I am interested in finding the solution to this equation for a range of values of $t$.
Do I need to repeat the same algorithm for every value of $t$, or is there any way in which I can use the solution for a particular $t$ to calculate the solution for other values of $t$?

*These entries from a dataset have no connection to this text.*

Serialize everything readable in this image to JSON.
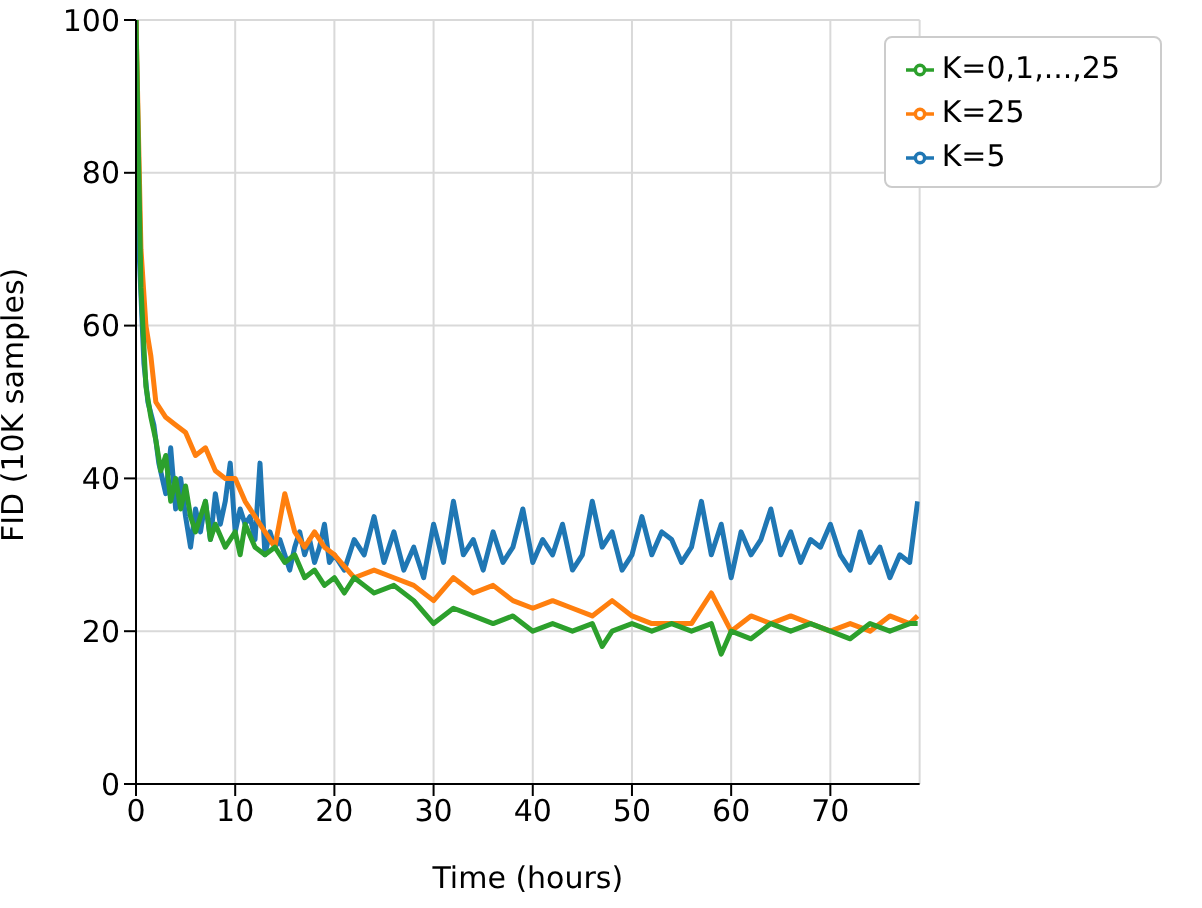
{
  "chart_data": {
    "type": "line",
    "xlabel": "Time (hours)",
    "ylabel": "FID (10K samples)",
    "xlim": [
      0,
      79
    ],
    "xticks": [
      0,
      10,
      20,
      30,
      40,
      50,
      60,
      70
    ],
    "ylim": [
      0,
      100
    ],
    "yticks": [
      0,
      20,
      40,
      60,
      80,
      100
    ],
    "grid": true,
    "legend": "top right",
    "series": [
      {
        "name": "K=5",
        "color": "#1f77b4",
        "x": [
          0,
          0.3,
          0.8,
          1.2,
          1.8,
          2.3,
          3,
          3.5,
          4,
          4.5,
          5,
          5.5,
          6,
          6.5,
          7,
          7.5,
          8,
          8.5,
          9,
          9.5,
          10,
          10.5,
          11,
          11.5,
          12,
          12.5,
          13,
          13.5,
          14,
          14.5,
          15,
          15.5,
          16,
          16.5,
          17,
          17.5,
          18,
          18.5,
          19,
          19.5,
          20,
          21,
          22,
          23,
          24,
          25,
          26,
          27,
          28,
          29,
          30,
          31,
          32,
          33,
          34,
          35,
          36,
          37,
          38,
          39,
          40,
          41,
          42,
          43,
          44,
          45,
          46,
          47,
          48,
          49,
          50,
          51,
          52,
          53,
          54,
          55,
          56,
          57,
          58,
          59,
          60,
          61,
          62,
          63,
          64,
          65,
          66,
          67,
          68,
          69,
          70,
          71,
          72,
          73,
          74,
          75,
          76,
          77,
          78,
          78.8
        ],
        "values": [
          100,
          70,
          55,
          50,
          47,
          42,
          38,
          44,
          36,
          40,
          35,
          31,
          36,
          33,
          37,
          32,
          38,
          34,
          37,
          42,
          33,
          36,
          34,
          35,
          32,
          42,
          30,
          33,
          31,
          32,
          30,
          28,
          31,
          33,
          30,
          32,
          29,
          31,
          34,
          29,
          30,
          28,
          32,
          30,
          35,
          29,
          33,
          28,
          31,
          27,
          34,
          29,
          37,
          30,
          32,
          28,
          33,
          29,
          31,
          36,
          29,
          32,
          30,
          34,
          28,
          30,
          37,
          31,
          33,
          28,
          30,
          35,
          30,
          33,
          32,
          29,
          31,
          37,
          30,
          34,
          27,
          33,
          30,
          32,
          36,
          30,
          33,
          29,
          32,
          31,
          34,
          30,
          28,
          33,
          29,
          31,
          27,
          30,
          29,
          37
        ]
      },
      {
        "name": "K=25",
        "color": "#ff7f0e",
        "x": [
          0,
          0.5,
          1,
          1.5,
          2,
          3,
          4,
          5,
          6,
          7,
          8,
          9,
          10,
          11,
          12,
          13,
          14,
          15,
          16,
          17,
          18,
          19,
          20,
          22,
          24,
          26,
          28,
          30,
          32,
          34,
          36,
          38,
          40,
          42,
          44,
          46,
          48,
          50,
          52,
          54,
          56,
          58,
          60,
          62,
          64,
          66,
          68,
          70,
          72,
          74,
          76,
          78,
          78.8
        ],
        "values": [
          100,
          70,
          60,
          56,
          50,
          48,
          47,
          46,
          43,
          44,
          41,
          40,
          40,
          37,
          35,
          33,
          31,
          38,
          33,
          31,
          33,
          31,
          30,
          27,
          28,
          27,
          26,
          24,
          27,
          25,
          26,
          24,
          23,
          24,
          23,
          22,
          24,
          22,
          21,
          21,
          21,
          25,
          20,
          22,
          21,
          22,
          21,
          20,
          21,
          20,
          22,
          21,
          22
        ]
      },
      {
        "name": "K=0,1,...,25",
        "color": "#2ca02c",
        "x": [
          0,
          0.5,
          1,
          1.5,
          2,
          2.5,
          3,
          3.5,
          4,
          4.5,
          5,
          5.5,
          6,
          7,
          7.5,
          8,
          9,
          10,
          10.5,
          11,
          12,
          13,
          14,
          15,
          16,
          17,
          18,
          19,
          20,
          21,
          22,
          23,
          24,
          26,
          28,
          30,
          32,
          34,
          36,
          38,
          40,
          42,
          44,
          46,
          47,
          48,
          50,
          52,
          54,
          56,
          58,
          59,
          60,
          62,
          64,
          66,
          68,
          70,
          72,
          74,
          76,
          78,
          78.8
        ],
        "values": [
          100,
          65,
          52,
          48,
          45,
          41,
          43,
          37,
          40,
          36,
          39,
          35,
          33,
          37,
          32,
          34,
          31,
          33,
          30,
          34,
          31,
          30,
          31,
          29,
          30,
          27,
          28,
          26,
          27,
          25,
          27,
          26,
          25,
          26,
          24,
          21,
          23,
          22,
          21,
          22,
          20,
          21,
          20,
          21,
          18,
          20,
          21,
          20,
          21,
          20,
          21,
          17,
          20,
          19,
          21,
          20,
          21,
          20,
          19,
          21,
          20,
          21,
          21
        ]
      }
    ]
  }
}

Edit: In my specific problem I have $A > 0$ and $B<0$.
 A: Here is a solution that transforms the initial problem with 2 parameters into a 1 parameter issue, easier to tackle.
Set $C=B/A$ (a negative number because $A>0$ and $B<0$).
Let us make a (bijective !) change of variable
$$u=e^{Ax} \ \ \iff \ \ x=\frac{1}{A}\text{ln}(u)\tag{1}$$
Important remark : $u>0$.
The initial equation
$$x+e^{Ax}+e^{Bx}=0 \tag{2}$$
is thus transformed into
$$\underbrace{t+u+u^C}_{f(u)}=0\tag{3}$$
or, geometrically, into the intersection of
$$\begin{cases}y&=&u^C& \ \ \text{(curve with asymptotes)} \\y&=&-u-t& \ \ \text{line with slope} \ -1\end{cases}\tag{4}$$
Fig. 1 illustrates (4).
Three cases can occur (due to the fact that the straight line hits the $y$ axis in $-t$) :

*

*either zero solutions when $t<t_0$ for a certain $t_0$.


*(exceptionally) one solution when $t=t_0$,


*2 solutions when $t=t_0$,

and in this case which one do you desire ?
I have assumed here that we are looking for the root with the highest magnitude.

The choice of the initial value is directed by the diagram : if we take the initial value $u=-t$, for big values of $-t$, we will be already rather close to the final value.
The following Matlab program applying Newton iteration is very efficient :
A=1.;B=-2.5;C=B/A;
t=-3;
u=-t, % initialization
for k=1:4, % 4 iterations are usually enough
   u=u-(t+u+u^C)/(1+C*u^(C-1)), % Newton iteration step u = u-f(u)/f'(u)
end;
x=(1/A)*log(u), % solution x=x(t)
t+exp(A*x)+exp(B*x), % checking that this value is (almost !) zero


Fig. 1 : (case  $A=1, B=-2.5, C=B/A=-2.5$. Horizontal axis is for $u$ variable). Curve with equation $y=u^C$ and two straight lines with resp. equations $y=-u-t_0$ and $y=-u-t$ for two different values of $t$ ($t=-3$ and $t=t_0 \approx 1.818$); Newton recurrence relationship with initial value $u_0=3$ gives final value $u_5=2.9321...$ out of which $x=1.0757...$.